Die Studie, jüngst im "Journal of Cancer Research and Clinical Oncology" veröffentlicht*, wurde von Professor Dr. Thomas J. Vogl, Direktor des Instituts für Diagnostische und Interventionelle Radiologie am Klinikum der J.W. Goethe-Universität Frankfurt am Main, geleitet. Die Forschungsgruppe konnte erstmals belegen, dass die intraarterielle Anwendung von Gemcitabin in einer höheren Dosis als die bisher empfohlenen 1.000 mg/m2**, insbesondere kombiniert mit Mikrosphären, gut verträglich ist. Gemcitabin zeitigt bemerkenswerte Ergebnisse besonders bei Patienten mit Lebermetastasen, die nicht mehr auf eine systemische Chemotherapie ansprechen oder deren Krankheitszustand eine solche nicht mehr zulässt.
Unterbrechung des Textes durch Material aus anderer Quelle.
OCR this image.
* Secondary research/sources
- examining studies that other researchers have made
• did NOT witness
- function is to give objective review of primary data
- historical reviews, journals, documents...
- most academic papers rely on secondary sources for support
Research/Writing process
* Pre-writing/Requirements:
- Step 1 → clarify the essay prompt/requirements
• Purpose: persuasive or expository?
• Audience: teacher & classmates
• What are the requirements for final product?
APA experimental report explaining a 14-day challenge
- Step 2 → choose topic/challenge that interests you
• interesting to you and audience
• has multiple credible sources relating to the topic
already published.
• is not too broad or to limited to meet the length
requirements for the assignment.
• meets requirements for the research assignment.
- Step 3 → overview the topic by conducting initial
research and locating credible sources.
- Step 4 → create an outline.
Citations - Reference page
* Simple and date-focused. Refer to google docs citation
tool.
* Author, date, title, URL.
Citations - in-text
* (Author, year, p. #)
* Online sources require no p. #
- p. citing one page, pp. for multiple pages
Bösartige Lebererkrankungen gehören zu den weltweit am meisten verbreiteten Tumoren. Von allen Organen ist die Leber am häufigsten von Tumoren betroffen. Dies gilt sowohl für Primärtumore der Leber als auch für die Ausbildung von Metastasen, deren Ursprung Krebsherde anderer Organe sind. Aufgrund der in den meisten Fällen sehr spät auftretenden Symptome, erfolgt die Diagnose eines Lebertumors in der Regel erst, wenn die Tumorbildung für eine kurative Resektion bereits zu weit fortgeschritten und eine Heilung nicht mehr möglich ist. Besonders für Patienten mit Leberkrebs sind die Prognosen häufig schlecht. Nur fünf Prozent aller Lebermetastasen lassen sich mit einer Heilungschance chirurgisch entfernen, dies bei einer 25- bis 35-prozentigen Wahrscheinlichkeit, dass der Patient noch weitere fünf Jahre lebt. Die interventionelle Radiologie behandelt hier palliativ. Die Frankfurter Phase I-Studie untersucht mit der gezielten selektiven intraarteriellen Injektion ein Chemotherapieverfahren für Patienten, bei denen eine systemische Chemotherapie nicht mehr anspricht. Dieses Therapieverfahren stellt somit kein Standardverfahren dar.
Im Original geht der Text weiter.